Cordileone was booked into San Diego County
jail two hours after being stopped and was released Saturday on a $2,500
bond, sheriff's records show. He was ordered to appear in court Oct. 9.
Cordileone, 56, is the current bishop of the Oakland Diocese, which issued an apologetic statement Monday afternoon.
"While
visiting in San Diego this past weekend, I had dinner at the home of
some friends along with a priest friend visiting from outside the
country and my mother, who lives near San Diego State University," the
statement read. "While driving my mother home, I passed through a DUI
checkpoint the police had set up near the SDSU campus before I reached
her home, and was found to be over the California legal blood alcohol
level.
"I apologize for my error in judgment and feel shame for
the disgrace I have brought upon the Church and myself. I will repay my
debt to society and I ask forgiveness from my family and my friends and
co-workers at the Diocese of Oakland and the Archdiocese of San

Francisco.
I pray that God, in His inscrutable wisdom, will bring some good out of this." (Perhaps God in His inscrutable wisdom is giving you an opportunity to meditate on humility. That's not such a bad thing given your past and where you are headed.)
The San Diego City
Attorney's Office, which prosecutes misdemeanor DUI offenses, said it
had not received a report on the arrest.
Cordileone is a San Diego
native and was ordained at the Roman Catholic Diocese of San Diego.

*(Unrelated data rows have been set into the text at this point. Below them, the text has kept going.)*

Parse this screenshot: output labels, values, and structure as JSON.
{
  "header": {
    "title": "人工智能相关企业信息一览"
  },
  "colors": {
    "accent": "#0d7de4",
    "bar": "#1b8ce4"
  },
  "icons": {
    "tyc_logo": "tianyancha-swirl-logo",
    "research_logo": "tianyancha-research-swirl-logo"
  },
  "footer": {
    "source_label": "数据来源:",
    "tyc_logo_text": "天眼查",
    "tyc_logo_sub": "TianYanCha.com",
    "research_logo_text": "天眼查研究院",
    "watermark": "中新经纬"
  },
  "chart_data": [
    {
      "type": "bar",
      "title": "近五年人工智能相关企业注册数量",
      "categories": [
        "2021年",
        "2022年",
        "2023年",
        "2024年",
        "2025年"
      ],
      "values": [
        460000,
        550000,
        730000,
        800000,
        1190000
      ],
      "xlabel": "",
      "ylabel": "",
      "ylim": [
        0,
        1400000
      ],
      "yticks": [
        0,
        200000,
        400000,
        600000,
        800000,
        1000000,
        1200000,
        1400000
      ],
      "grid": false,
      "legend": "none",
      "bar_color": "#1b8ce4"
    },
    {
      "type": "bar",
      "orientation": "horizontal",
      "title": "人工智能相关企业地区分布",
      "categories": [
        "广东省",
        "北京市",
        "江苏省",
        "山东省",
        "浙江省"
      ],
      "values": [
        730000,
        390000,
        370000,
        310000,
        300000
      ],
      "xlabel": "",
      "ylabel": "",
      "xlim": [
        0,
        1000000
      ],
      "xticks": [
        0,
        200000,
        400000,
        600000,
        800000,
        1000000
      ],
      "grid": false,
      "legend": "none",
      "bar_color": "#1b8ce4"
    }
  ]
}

Police did not provide information about whether he had previously been
arrested.
In late July, Pope Benedict XVI selected Cordileone to become archbishop of San Francisco, San Mateo and Marin counties.
Cordileone
is not scheduled to be installed as archbishop of San Francisco until
Oct. 4. Catholic bishops are answerable only to the pope and a criminal
charge would not automatically prompt a delay in Cordileone's
installation, according to canon law experts.
Cordileone's
appointment to San Francisco archbishop provoked outcry from gay rights
advocates because he is a noted proponent of Proposition 8, the 2008 law
passed by California voters to outlaw same-sex marriage.
Cordileone
was already known as a theologically conservative bishop faithful to
the Catholic orthodoxy when he was installed as Oakland's bishop in May
2009, becoming the first Spanish-speaking bishop in the Oakland
Diocese's history. He was a staunch advocate for immigrant rights and
opposes the death penalty.
He was also part of the San Diego
Diocese when it filed for bankruptcy protection in 2007 after being
slammed with claims by 150 alleged victims of sexual abuse and multiple
civil trials. Cordileone denied allegations by creditors at the time
that the diocese tried to protect its finances by hiding and downplaying
the value of assets before bankruptcy proceedings began.
And he
has refused to provide a list of priests involved in sexual abuse
requested by Survivors Network of those Abused by Priests, according to
David Clohessy, director of the organization known as SNAP. Cordileone
also called on Catholics to vote for an initiative on the November
ballot that requires parental consent for minors seeking an abortion.
Because
it's a high-profile case, Cordileone's paperwork may take longer to
process if authorities are going out of their way to avoid mistakes, Bay
Area DUI defense attorney Bruce Kapsack said.
Breath tests return immediate results. Urine and blood samples can take much longer to process, Kapsack said.
Kapsack
said his clients have included priests, rabbis, imams and Buddhist
monks. "They don't get more of a break," Kapsack said. "Actually, the
higher profile the individual the stricter the situation becomes."